Games Workshop may have talked themselves into a corner with their lack of female Space Marines, but future potential remains.
The most iconic figurines of the tabletop strategy game Warhammer 40,000 are the ‘Space Marines’ – impossibly tall and muscled human males encased in armour with huge shoulder pauldrons and even bigger guns.
Upon introduction to the franchise, one might legitimately ask where the female space marines are. The background (or ‘fluff’) clearly specifies that only males are capable of being put through the long, tortuous process of physical alteration and brainwashing required for the creation of a space marine.
A fan of the game and its background might expect that to satisfy the questioner. But, of course, Warhammer is not real. It’s a fictional universe, and each element was added as a conscious choice. The truth is that early versions of Warhammer 40,000, or ’40k’ did in fact include female space marine models.
The retail outlets requested that those products be wound down, because they simply did not sell. This is not surprising in a society still riddled with sexism, compounded by the overwhelmingly male player base of the late 1980s.
It’s not as simple as the boys not being interested in playing with girls, however. The issues begin on the design end. The makers of Warhammer have long been known for their failures in attempting to produce models of women, particularly women’s faces. The assumption of male as default plays double duty in creating this barrier. The sculptors themselves lack practice, and the expectations of the fans are higher than they should be.

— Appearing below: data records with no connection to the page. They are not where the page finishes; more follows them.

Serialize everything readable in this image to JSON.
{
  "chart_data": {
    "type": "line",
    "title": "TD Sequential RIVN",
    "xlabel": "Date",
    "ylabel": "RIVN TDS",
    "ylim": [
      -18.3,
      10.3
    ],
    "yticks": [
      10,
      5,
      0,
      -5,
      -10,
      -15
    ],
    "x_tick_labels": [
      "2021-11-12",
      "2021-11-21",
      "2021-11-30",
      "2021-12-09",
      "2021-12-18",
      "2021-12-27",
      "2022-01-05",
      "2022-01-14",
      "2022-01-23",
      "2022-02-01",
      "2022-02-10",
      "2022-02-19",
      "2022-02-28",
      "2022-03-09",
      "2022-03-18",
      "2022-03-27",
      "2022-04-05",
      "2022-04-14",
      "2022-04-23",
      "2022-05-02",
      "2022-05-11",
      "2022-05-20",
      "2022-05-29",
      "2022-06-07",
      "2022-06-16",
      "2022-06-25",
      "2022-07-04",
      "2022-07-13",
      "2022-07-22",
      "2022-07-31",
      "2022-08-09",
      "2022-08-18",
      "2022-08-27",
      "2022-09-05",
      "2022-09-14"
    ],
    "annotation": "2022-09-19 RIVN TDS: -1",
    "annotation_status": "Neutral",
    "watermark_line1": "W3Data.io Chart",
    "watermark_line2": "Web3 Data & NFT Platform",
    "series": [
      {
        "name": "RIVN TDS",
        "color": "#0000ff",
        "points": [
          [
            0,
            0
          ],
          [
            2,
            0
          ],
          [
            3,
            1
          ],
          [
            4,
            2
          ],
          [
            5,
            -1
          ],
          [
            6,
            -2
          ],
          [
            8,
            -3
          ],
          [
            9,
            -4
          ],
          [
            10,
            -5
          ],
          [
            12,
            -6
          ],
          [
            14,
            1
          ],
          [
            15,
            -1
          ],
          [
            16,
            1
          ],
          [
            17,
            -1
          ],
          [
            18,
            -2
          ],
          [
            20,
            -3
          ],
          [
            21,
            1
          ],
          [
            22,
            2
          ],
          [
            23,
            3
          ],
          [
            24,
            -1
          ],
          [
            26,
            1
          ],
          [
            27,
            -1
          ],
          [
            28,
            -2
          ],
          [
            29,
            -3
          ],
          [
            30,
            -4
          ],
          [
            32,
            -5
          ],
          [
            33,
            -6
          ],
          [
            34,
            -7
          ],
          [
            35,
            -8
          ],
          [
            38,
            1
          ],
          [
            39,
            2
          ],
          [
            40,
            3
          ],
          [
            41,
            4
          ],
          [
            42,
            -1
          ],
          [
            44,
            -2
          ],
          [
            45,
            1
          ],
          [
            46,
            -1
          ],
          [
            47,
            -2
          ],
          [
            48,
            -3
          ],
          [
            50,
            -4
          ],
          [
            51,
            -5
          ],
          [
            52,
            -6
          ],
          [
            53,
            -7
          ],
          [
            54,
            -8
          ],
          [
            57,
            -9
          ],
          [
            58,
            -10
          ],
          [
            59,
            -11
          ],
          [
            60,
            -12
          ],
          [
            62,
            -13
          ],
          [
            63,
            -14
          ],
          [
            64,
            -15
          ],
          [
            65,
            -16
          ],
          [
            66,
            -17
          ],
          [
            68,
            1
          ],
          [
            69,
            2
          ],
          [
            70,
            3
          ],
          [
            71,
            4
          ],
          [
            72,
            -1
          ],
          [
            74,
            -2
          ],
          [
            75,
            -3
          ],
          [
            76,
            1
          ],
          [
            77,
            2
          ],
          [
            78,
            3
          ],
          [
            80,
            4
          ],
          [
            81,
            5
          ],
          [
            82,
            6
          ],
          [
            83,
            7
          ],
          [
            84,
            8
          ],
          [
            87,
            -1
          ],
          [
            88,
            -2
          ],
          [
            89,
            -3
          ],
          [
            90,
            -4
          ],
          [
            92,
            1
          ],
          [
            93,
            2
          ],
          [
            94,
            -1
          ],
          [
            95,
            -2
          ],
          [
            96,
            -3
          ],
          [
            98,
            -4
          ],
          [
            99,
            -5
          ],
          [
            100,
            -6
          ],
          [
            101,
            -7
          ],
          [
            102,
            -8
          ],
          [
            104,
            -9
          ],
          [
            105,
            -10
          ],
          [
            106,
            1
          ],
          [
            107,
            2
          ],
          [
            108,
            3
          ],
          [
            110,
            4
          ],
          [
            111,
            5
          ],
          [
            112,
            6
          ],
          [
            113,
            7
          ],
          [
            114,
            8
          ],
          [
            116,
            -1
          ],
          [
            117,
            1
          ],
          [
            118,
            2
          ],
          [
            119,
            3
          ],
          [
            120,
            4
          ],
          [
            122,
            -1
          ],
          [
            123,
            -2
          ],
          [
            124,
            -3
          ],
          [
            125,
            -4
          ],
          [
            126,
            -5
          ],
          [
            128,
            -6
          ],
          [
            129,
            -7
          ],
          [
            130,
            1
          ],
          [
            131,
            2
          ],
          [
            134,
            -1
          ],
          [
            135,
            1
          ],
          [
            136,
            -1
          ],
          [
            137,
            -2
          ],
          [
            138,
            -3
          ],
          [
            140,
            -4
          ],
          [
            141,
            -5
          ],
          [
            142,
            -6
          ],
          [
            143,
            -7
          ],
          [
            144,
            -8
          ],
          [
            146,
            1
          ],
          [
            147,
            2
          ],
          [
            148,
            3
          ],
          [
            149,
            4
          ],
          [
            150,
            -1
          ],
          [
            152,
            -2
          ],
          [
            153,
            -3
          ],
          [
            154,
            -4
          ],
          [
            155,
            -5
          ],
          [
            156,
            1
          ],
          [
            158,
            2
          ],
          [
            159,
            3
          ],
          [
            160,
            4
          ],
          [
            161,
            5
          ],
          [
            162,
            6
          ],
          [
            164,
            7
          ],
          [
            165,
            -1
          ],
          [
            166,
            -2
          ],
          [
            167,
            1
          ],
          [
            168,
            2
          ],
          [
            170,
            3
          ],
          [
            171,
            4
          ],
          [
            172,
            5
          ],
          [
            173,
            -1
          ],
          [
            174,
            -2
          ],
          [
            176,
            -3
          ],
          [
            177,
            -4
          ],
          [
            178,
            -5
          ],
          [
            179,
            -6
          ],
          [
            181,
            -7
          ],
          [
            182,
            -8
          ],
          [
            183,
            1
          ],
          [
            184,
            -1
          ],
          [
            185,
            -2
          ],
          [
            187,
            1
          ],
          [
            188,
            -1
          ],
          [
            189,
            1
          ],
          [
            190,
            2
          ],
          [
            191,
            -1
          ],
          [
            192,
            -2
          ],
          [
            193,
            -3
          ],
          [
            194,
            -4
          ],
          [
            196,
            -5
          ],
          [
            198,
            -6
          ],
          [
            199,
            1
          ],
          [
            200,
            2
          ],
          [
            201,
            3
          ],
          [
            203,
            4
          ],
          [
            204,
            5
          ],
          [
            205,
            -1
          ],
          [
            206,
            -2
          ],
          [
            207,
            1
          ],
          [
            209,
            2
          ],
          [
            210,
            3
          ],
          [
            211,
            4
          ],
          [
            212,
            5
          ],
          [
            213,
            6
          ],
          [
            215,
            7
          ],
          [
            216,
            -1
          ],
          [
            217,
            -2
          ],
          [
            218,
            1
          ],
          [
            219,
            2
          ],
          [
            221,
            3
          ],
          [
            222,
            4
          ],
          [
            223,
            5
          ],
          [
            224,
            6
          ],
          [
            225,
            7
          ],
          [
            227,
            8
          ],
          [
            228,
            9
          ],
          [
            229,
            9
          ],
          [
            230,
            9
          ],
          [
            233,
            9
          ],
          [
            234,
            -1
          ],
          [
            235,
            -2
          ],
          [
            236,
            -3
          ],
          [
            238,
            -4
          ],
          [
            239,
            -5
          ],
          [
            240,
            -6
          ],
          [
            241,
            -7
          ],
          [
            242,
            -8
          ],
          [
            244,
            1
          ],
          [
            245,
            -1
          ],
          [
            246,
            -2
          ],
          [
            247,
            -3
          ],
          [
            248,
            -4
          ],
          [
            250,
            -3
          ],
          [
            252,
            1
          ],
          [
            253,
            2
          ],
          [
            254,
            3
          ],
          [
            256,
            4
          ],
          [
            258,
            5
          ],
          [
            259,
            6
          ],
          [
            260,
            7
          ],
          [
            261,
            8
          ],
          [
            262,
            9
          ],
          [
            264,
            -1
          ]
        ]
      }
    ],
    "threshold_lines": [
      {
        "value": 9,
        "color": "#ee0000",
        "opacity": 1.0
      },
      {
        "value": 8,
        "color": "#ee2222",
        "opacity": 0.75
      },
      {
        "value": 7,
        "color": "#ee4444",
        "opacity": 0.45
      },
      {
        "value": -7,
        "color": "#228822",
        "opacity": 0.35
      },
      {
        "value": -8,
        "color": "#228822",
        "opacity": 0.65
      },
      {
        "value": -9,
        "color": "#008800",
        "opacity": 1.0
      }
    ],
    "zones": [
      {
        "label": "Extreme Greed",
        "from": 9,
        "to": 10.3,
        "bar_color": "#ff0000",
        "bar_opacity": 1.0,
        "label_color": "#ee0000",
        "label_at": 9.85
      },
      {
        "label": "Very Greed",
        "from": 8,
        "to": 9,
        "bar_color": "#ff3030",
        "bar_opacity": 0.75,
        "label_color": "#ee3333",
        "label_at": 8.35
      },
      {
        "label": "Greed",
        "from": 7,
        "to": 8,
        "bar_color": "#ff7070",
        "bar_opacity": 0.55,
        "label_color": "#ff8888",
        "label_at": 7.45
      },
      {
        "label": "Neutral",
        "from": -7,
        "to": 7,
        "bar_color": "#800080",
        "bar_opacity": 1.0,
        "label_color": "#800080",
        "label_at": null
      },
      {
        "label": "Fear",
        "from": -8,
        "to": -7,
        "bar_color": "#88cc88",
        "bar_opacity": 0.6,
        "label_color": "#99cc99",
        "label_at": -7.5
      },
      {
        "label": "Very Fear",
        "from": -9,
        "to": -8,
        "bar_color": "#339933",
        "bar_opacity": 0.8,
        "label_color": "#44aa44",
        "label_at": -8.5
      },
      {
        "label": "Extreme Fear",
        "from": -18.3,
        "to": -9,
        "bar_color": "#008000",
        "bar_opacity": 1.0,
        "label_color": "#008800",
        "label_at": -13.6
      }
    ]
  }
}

The majority of space marines are covered head to toe in bulky powered armour. It would not be a leap to suggest that some of the biologically enhanced warriors encased within happened to be women. Even slight tweaks to the proportions of some models could have left enough wiggle room for the models to be ambiguous, especially given the quality of sculpts at the time.
But the expectations of a female model having ‘feminine’ elements to distinguish it from a male model would render that more difficult than it needed to be.
This is compounded by the fact that warhammer is produced in a ‘heroic’ scale, meaning features which are deemed important get exaggerated – the face, the hands, the weapons – in proportion to the rest of the body. Since male is seen as the default, designers feel compelled to exaggerate elements in order to make a model ‘read’ as female.
When they moved to the mass production of space marines, they sold them in packs of three. Instead of making one in three of their iconic models ‘distinctively’ female, they chose to have them all male, and explain it away in the fluff.
Strangely enough, the in-universe explanation for the lack of female space marine models has not been carried over to other factions. The Astra Militarum, ordinary humans organised into something resembling a modern military, is known to recruit pretty much anyone who can hold a laser rifle. And yet their plastic kits have only ever included men.
Female models are confined largely to the Eldar, a faction of space elves who are generally androgynous anyway, and the Sisters of Battle, who telegraph their female nature both in miniature and in the background of the setting.
Games Workshop have written themselves into a corner by justifying the lack of female space marines in-universe. Lore explanations provide convenient ammunition for those seeking to reinforce their own pre-existing sexist attitudes.
‘Space Marines are an elite force – the best of the best. It makes no sense for them to recruit any women when they could take men instead.’
Changing the background now, after 30-odd years, risks undermining the elaborate fictional universe they have created for the setting, which includes an enormous list of novels as well as other materials.
However, there are already canon examples of non-space-marine space marines: people who have undergone an alternative process bringing them to a functional equivalent of space marine physicality. Oddly enough, all of these characters have also been male – even though there is no inherent reason why a woman could not be enhanced to the level of a space marine.
The Space Marines will always be the iconic figures of the Warhammer 40k line, and in the short term they will most likely remain male, even as Games Workshop’s fantasy line dips its toe into having the occasional female superhuman analogue.
But the Astra Militarum represents ordinary humans standing in the face of intergalactic horrors, armed only with what fans lovingly refer to as a ‘flashlight’. If Games Workshop is interested in increasing the number of women amongst their models, they could begin by showing that women are just as capable of shining a torch into the eyes of an alien monster as men are.